Royale Lucie

, par  Jean-Louis

Dans l’atelier du square Saint Amour, le silence s’était fait à l’arrivée de cet homme aux cheveux noir de jais et au port altier. D’un coup d’œil circulaire, il avait observé rapidement les postes de travail et parut satisfait : la propreté des lieux, le rangement des outils autant que la dextérité des ouvriers lui prouvaient qu’il avait frappé à la bonne porte. Avant même qu’on ait osé lui poser une question, Louis Leroy, le patron, avait déboulé de son bureau du 1er étage et accueilli son visiteur avec des civilités qui tranchaient par rapport à son habituelle froideur. Il demanda aux trois ouvriers les plus anciens de les accompagner dans la petite pièce de réception qui se situait à côté de l’entrée.

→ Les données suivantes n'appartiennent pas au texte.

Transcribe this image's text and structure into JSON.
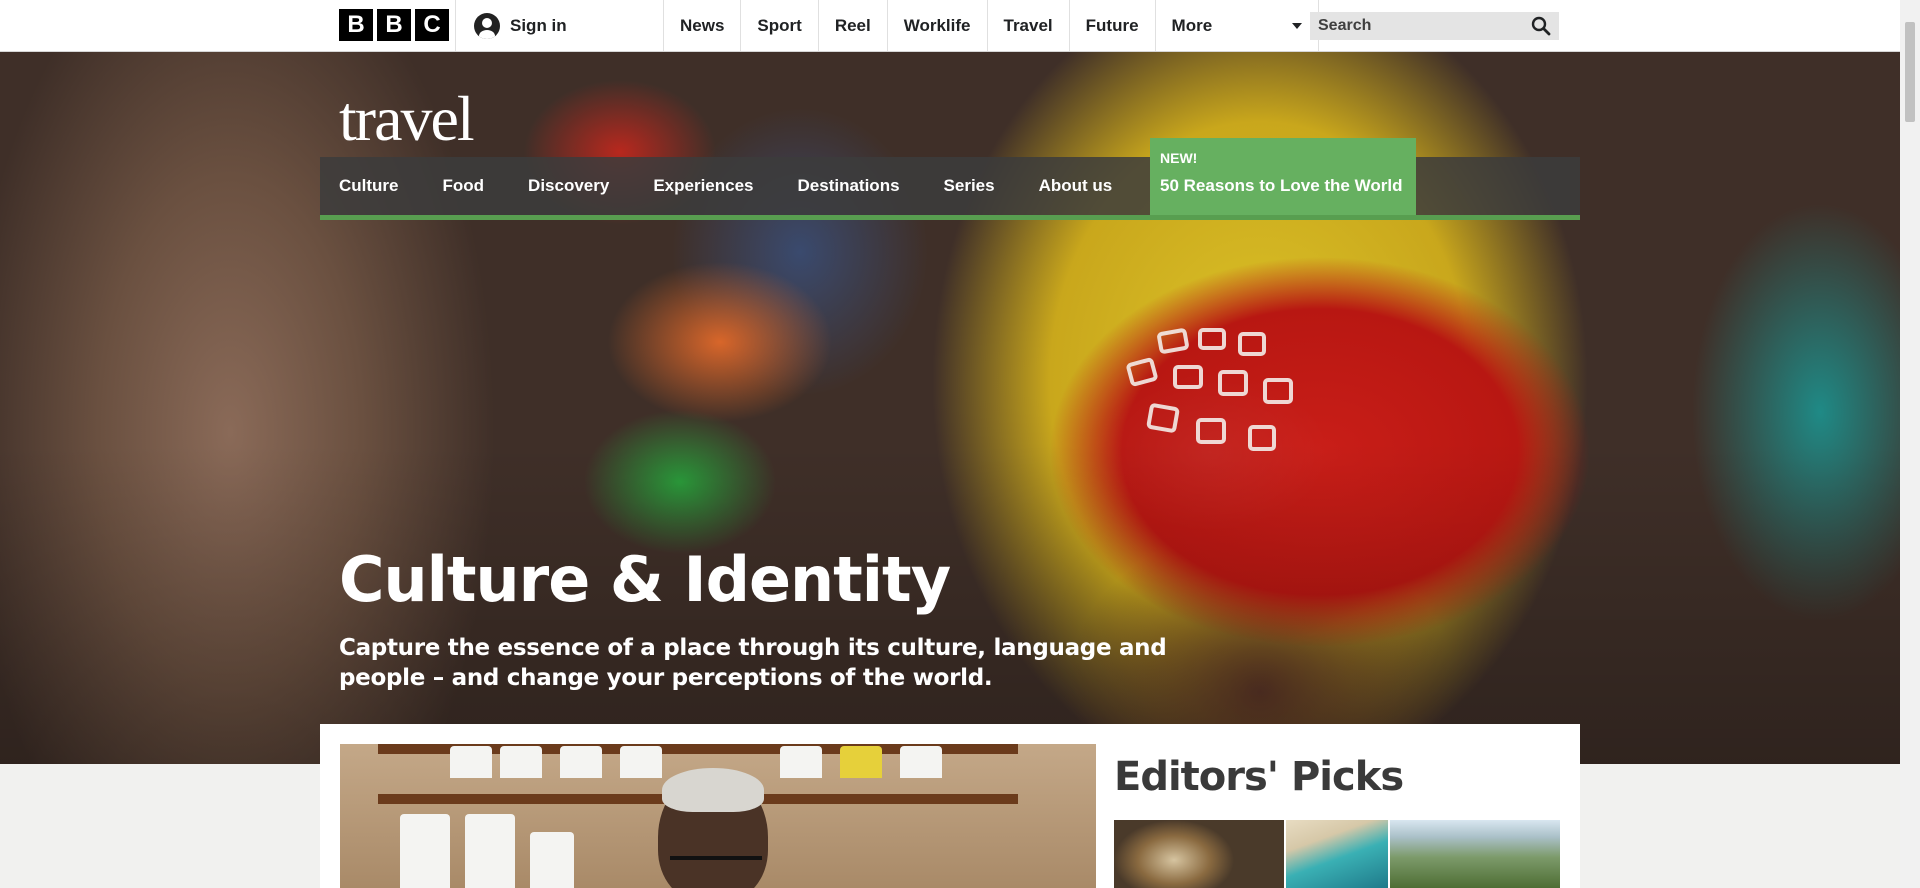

Deux hommes attendaient au milieu des vitrines présentant les plus belles montres, horloges et autres pendulettes d’officier de la maison L. Leroy et Cie, successeur en 1889 de la vénérable et historique maison Le Roy & Fils. Sur une petite table, quelques verres étaient disposés autour de bouteilles de Château-Chalon 1878 et d’absinthe et, chose plus inhabituelle à Besançon, une bouteille de vieux porto. Louis Leroy fit l’éloge du visiteur avant de lui présenter les autres personnes présentes : « Monsieur le Docteur Antonio Augusto de Carvalho Monteiro nous fait l’honneur de venir jusqu’à nous. Vous n’êtes pas sans savoir qu’il est l’heureux propriétaire depuis l’an dernier de la très fameuse montre que le Comte Nicolas Nostitz, (Paix à son âme !) nous avait commandée et achetée en 1878. » A ces mots, le Docteur de Carvalho sortit de sa poche un écrin qui contenait la fameuse montre que les témoins de la scène reconnurent aussitôt. Charles Piguet du Brassus en avait réalisé l’ébauche, Ulysse Anguenot du Lac ou Villers avait fourni les pignons, ancres, engrenages et spiraux que les bisontins avaient ensuite assemblés et réglés. Le collectionneur portugais les arracha à cette contemplation en leur exposant son projet qui au premier abord leur paru utopique pour ne pas dire délirant.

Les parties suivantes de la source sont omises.